Heat Capacity, Transformations, and Thermal Disorder in the Solid Electrolyte RbAg4I5

Abstract

The heat capacity of RbAg₄I₅ has been measured in an adiabatic calorimeter between 5 and 340°K. The compound undergoes transformations at 121.8 and at 209°K and exhibits a very sizable configurational heat capacity. The latent heat and entropy changes of the apparently first‐order transformation at 121.8°K are 190.9 ± 0.8 cal mole^− 1 and 1.568 ± 0.007 cal deg^− 1·mole^− 1, respectively.

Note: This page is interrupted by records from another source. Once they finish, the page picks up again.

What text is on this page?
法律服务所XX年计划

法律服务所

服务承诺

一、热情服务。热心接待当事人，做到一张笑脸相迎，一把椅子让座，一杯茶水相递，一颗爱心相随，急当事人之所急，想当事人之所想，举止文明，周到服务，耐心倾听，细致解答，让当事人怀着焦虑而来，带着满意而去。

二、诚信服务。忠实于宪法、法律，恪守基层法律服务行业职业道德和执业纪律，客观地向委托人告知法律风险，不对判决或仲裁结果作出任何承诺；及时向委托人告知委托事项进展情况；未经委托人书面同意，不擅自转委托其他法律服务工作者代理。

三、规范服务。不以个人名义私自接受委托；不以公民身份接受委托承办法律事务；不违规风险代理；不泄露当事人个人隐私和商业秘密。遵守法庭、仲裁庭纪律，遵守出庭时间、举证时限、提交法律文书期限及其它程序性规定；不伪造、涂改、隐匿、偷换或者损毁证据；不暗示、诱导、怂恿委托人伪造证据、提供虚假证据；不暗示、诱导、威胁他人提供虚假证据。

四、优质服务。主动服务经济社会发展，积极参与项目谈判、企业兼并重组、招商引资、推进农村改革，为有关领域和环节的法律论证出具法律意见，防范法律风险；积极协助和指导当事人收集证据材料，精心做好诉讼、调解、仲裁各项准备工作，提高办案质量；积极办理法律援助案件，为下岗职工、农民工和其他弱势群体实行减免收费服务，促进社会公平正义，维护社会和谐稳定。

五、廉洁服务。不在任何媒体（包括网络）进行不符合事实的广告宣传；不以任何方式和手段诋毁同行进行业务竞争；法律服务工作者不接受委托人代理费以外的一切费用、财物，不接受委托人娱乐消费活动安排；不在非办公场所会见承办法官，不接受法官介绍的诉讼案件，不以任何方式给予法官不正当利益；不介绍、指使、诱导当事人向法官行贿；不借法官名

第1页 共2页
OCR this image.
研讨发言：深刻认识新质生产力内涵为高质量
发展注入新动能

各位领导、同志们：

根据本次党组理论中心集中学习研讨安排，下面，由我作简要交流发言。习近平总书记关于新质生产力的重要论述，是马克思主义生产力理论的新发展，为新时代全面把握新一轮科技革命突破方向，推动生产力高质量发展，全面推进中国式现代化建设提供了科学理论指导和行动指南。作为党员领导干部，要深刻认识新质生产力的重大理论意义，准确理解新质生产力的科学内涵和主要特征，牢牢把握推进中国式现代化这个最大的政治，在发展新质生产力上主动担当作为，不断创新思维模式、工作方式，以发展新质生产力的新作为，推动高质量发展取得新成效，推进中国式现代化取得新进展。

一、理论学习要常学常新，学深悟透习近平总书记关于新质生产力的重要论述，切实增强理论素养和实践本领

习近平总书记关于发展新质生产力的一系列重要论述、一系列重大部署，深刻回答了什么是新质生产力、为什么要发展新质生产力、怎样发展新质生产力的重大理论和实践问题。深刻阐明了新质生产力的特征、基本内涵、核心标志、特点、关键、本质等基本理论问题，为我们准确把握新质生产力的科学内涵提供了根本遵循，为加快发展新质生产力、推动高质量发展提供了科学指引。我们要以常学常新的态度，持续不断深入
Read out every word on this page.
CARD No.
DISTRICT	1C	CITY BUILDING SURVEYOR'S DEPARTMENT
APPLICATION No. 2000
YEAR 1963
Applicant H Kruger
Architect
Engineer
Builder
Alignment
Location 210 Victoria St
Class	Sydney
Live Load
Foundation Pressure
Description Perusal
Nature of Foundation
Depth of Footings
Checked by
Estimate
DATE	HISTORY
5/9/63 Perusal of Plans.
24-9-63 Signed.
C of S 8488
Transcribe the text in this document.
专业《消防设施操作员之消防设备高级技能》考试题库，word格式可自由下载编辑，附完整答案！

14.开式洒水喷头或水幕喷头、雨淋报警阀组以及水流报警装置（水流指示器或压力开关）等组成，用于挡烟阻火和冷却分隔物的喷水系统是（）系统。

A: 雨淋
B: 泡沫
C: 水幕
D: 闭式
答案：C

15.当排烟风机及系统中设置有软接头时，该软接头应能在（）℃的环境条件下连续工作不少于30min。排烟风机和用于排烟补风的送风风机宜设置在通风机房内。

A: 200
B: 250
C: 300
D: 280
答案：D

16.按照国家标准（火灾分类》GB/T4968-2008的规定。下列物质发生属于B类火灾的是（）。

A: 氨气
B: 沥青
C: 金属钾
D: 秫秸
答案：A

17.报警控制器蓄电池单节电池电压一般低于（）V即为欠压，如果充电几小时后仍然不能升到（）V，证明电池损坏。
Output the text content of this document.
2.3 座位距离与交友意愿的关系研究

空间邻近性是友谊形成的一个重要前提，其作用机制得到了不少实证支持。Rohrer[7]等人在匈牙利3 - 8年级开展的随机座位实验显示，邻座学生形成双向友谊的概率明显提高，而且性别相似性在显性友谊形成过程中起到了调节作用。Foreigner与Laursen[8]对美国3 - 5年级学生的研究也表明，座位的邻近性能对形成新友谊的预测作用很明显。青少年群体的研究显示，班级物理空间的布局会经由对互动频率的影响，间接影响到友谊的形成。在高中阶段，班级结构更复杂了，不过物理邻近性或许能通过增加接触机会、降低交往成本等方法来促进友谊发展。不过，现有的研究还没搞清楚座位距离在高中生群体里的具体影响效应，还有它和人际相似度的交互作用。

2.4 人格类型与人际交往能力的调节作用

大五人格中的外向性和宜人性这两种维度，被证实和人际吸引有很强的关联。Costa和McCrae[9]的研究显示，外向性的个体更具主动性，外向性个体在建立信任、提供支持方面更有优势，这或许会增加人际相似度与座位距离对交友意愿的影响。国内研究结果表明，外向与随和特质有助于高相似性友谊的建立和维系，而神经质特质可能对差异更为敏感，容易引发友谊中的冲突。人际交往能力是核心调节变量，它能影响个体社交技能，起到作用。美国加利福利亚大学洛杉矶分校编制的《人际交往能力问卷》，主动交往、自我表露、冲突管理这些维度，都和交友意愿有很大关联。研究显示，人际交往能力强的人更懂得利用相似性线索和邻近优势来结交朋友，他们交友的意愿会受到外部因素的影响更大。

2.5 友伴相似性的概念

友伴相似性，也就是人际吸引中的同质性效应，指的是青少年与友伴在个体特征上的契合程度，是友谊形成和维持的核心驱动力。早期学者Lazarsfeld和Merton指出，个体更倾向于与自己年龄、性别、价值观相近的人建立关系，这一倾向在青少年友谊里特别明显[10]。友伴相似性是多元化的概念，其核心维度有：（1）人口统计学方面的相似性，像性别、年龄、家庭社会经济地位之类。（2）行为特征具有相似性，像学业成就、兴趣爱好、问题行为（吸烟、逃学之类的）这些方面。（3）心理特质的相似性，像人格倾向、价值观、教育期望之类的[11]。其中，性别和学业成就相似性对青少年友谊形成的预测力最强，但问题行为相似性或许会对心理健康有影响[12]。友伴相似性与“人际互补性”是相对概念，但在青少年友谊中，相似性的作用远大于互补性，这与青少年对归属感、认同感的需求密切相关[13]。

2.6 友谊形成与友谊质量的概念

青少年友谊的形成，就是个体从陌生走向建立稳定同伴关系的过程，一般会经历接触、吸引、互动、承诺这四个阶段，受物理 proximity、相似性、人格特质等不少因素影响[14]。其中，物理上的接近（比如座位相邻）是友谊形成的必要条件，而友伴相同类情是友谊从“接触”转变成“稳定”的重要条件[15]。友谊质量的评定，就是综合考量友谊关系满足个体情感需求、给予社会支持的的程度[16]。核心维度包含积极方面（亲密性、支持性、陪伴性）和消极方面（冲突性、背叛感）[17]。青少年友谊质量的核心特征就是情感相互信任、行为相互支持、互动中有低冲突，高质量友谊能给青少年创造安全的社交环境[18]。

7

The second transformation appears to be of the lambda type. Upper limits to the heat and entropy changes are 225 cal deg^− 1 and 1.0 cal deg^− 1·mole^− 1, respectively. The configurational entropy is 10.81 cal deg^− 1·mole^− 1 at 300°K. A residual entropy of 2.25 ± 1.6 cal deg^− 1·mole^− 1 was found. The standard entropy for the compound is 147.07 cal deg^− 1·mole^− 1. The $\mathrm{\Delta S°,\; \Delta H°}$ , and $\mathrm{\Delta G°}$ of formation are 20.55 ± 2.2 cal deg^− 1·mole^− 1, − 136.2 ± 0.5 kcal mole^− 1, and − 142.3 ± 0.1 kcal mole^− 1, respectively. The heat capacity is exceptionally high at all temperatures above ∼50°K. This is attributed to a continuously increasing disorder among the silver ions as temperature is increased. A simple model for the disordering process based on incompletely filled sets of silver sites with different energy levels is suggested to account for the residual entropy and excess heat capacity.